Chapbooks remained a prominent feature of nineteenth-century fairy tales for English children. Ross’s Juvenile Library delivered small twopenny 48-page books like Fairy Tales of Past Times from Mother Goose (1814-15) into young hands. The wolf became ‘Gaffer Wolf’; Blue Beard’s wife used part of the estate she inherited on the death of her wife- icidal husband to marry her sister to a young gentleman and to buy military commissions for her brothers.

Moralisation continued to mark nineteenth-century fairy tales, but it was more limited than it had been in the eighteenth century. For example, Cruikshank used ‘Cinderella’ as an anti-drink platform and Charles Dickens credited fairy tales with inculcating ‘forbearance, courtesy, consideration for the poor and aged, kind treatment of animals, the love of nature, abhorrence of tyranny and brute force’ (cited in Townsend 1974: 92).

Translations of other national fairy-tale collections poured into England, enriching its store of available fairy material. In 1849 The Fairy Tales of All Nations entered England from a German collection that was itself based on French publications; before that, in 1823, Edward Taylor had imported German fairy-tale narrative when he translated and published the first of two volumes of the Grimms’ tales as German Popular Stories. Illustrated by Cruikshank and provided with scholarly notes, its lively stories enchanted children, while the Grimms’ scholarly reputation overcame the objections of doubting parents. In 1848 Taylor also translated Giambattista Basile’s Neapolitan Pentamerone (1634-6), which like German Popular Stories, was illustrated by Cruikshank. He edited both the German and the Italian fairy tales heavily to remove objectionable features, such as some violent episodes in the case of Grimm and sexual references in the case of Basile.

Hans Christian Andersen’s Danish tales entered the British tradition in 1846 and soon gathered a large and enthusiastic following. Norse material arrived in 1857 when the Heroes of Asgard was printed, and Peter Christian Asbjornsen and J0rgen Moe’s enchanting Norwegian fairy tales were first translated in 1859 as East o’ the Sun and West o’ the Moon. There had also been imports from other parts of the British Isles, like Crofton Cooker’s Irish fairy tales (1825-8) and various collections of Scottish tales.

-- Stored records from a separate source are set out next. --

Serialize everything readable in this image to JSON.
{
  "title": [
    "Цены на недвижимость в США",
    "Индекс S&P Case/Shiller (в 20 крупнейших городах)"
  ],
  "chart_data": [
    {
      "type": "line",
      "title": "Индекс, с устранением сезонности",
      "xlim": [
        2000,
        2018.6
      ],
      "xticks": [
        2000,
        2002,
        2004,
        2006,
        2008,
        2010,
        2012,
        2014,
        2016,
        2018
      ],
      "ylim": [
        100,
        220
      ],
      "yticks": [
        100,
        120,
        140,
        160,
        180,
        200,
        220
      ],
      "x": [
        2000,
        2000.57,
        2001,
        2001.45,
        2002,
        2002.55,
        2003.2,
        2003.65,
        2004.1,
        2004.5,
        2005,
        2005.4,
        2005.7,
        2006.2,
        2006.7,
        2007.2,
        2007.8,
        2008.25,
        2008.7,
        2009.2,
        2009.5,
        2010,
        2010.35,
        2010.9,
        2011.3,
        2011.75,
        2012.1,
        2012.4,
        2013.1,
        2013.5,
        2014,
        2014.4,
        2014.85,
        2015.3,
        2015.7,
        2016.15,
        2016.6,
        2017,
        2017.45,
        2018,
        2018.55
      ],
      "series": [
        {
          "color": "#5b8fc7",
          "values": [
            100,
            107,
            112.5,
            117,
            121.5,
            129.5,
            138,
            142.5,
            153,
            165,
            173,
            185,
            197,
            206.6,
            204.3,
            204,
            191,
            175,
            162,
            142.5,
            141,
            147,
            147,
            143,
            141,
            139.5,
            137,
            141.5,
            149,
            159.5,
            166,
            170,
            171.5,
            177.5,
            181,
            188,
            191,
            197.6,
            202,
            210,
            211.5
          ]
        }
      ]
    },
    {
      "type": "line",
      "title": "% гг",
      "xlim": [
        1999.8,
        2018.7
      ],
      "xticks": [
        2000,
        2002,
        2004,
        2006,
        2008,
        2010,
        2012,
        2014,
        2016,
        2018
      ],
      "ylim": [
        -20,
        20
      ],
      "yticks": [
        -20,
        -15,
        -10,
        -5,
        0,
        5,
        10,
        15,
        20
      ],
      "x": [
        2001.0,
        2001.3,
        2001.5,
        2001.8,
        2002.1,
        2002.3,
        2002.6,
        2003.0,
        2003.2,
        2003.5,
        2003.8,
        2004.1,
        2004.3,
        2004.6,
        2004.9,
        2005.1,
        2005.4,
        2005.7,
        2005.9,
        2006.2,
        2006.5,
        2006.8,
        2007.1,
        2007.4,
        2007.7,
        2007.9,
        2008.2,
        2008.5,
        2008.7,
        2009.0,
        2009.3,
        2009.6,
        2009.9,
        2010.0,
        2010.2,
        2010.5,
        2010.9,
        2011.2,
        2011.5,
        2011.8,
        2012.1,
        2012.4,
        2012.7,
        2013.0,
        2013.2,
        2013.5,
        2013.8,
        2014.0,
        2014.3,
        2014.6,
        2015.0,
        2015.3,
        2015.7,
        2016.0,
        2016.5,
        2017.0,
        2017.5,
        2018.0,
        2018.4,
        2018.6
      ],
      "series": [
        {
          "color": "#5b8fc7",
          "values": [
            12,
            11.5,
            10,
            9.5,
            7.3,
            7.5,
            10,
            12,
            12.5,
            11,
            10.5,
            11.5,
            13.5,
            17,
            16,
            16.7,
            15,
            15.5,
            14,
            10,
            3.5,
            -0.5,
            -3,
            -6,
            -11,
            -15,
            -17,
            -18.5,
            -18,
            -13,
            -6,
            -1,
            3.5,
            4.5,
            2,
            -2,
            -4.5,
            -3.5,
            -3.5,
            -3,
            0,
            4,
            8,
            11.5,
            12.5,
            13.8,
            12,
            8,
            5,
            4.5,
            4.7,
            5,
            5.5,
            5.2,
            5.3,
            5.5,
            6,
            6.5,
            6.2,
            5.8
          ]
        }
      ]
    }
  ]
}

Each of the translations listed above represented a form of republication, but true republication began in earnest with renamed and reprinted collections of stories and fairy tales containing material taken from English-language books already published in England. Benjamin Tabart’s Popular Tales (1804 et seq.) was one such early republication, and the genre flourished increasingly as the century wore on. The Fairy Tales of All Nations (1849) reappeared as The Doyle Fairy Book (1890), while Mrs D. M. Craik’s Fairy Book (1863) retold stories from Perrault, d’Aulnoy and Grimm.

When Andrew Lang’s ‘colour’ Fairy Books appeared between 1889 and 1910, they codified fairy-tale narrative in the English language. The formative importance of Lang’s books for the English can hardly be overestimated, for they became a mother lode for many twentieth-century ‘authors’ of fairy tales for children. Lang himself firmly believed that fairy tales represented an ‘uncontaminated record of our cultural infancy’ (cited in Rose 1984: 9), and all twelve of his Fairy volumes - Blue, Brown, Crimson, Green, Grey, Lilac, Olive, Orange, Pink, Red, Violet and Yellow - were ‘intended for children’, whom he hoped would like ‘the old stories that have pleased so many generations’ (Lang c. 1889: Preface).

In the decade in which Lang began producing his Fairy Books, Joseph Jacobs issued English Fairy Tales (1890) and More English Fairy Tales (1894), which were followed by Celtic Fairy Tales (1892, 1894) and Indian Fairy Tales (1892). Ultimately, however, Lang’s fairy tales, with their more accessible prose style, carried the day.

The nineteenth century had also seen a return to tales about fairies. John Ruskin can be said to have initiated the movement with his extraordinary fantasy, The King of the Golden River (1851). The story’s three protagonists - Hans, Schwartz and Gluck - suggest the book’s Germanic imaginative ancestry, while its elaborate plot and magical devices link it to French tales about fairies that flourished in the seventeenth and eighteenth centuries.

Charles Kingsley’s The Water-Babies (1863), another quasi-fairy tale, united adventure tale qualities to fairyland characteristics and ‘seems like a prospectus for future generations of children’s fiction’ (Carpenter 1985: 38). The alternative reality it delineated came alive in George MacDonald’s classic tales about slightly allegorised fairy-tale-like worlds in At the Back of the North Wind (1871), The Princess and the Goblin (1872) and The Princess and Curdie (1882). With these books, nineteenth-century tales about fairies had transformed themselves into forms that would serve as models for nineteenth- and twentieth-century high fantasy.

In the twentieth century, fairy tales in Britain’s children’s literature derived largely from the canon established in the nineteenth century. Modern fairy tales of that pattern can be said to have originated with ‘Uncle David’s Nonsensical Story’ in Catherine Sinclair’s Holiday House (1839) (Townsend 1974: 93).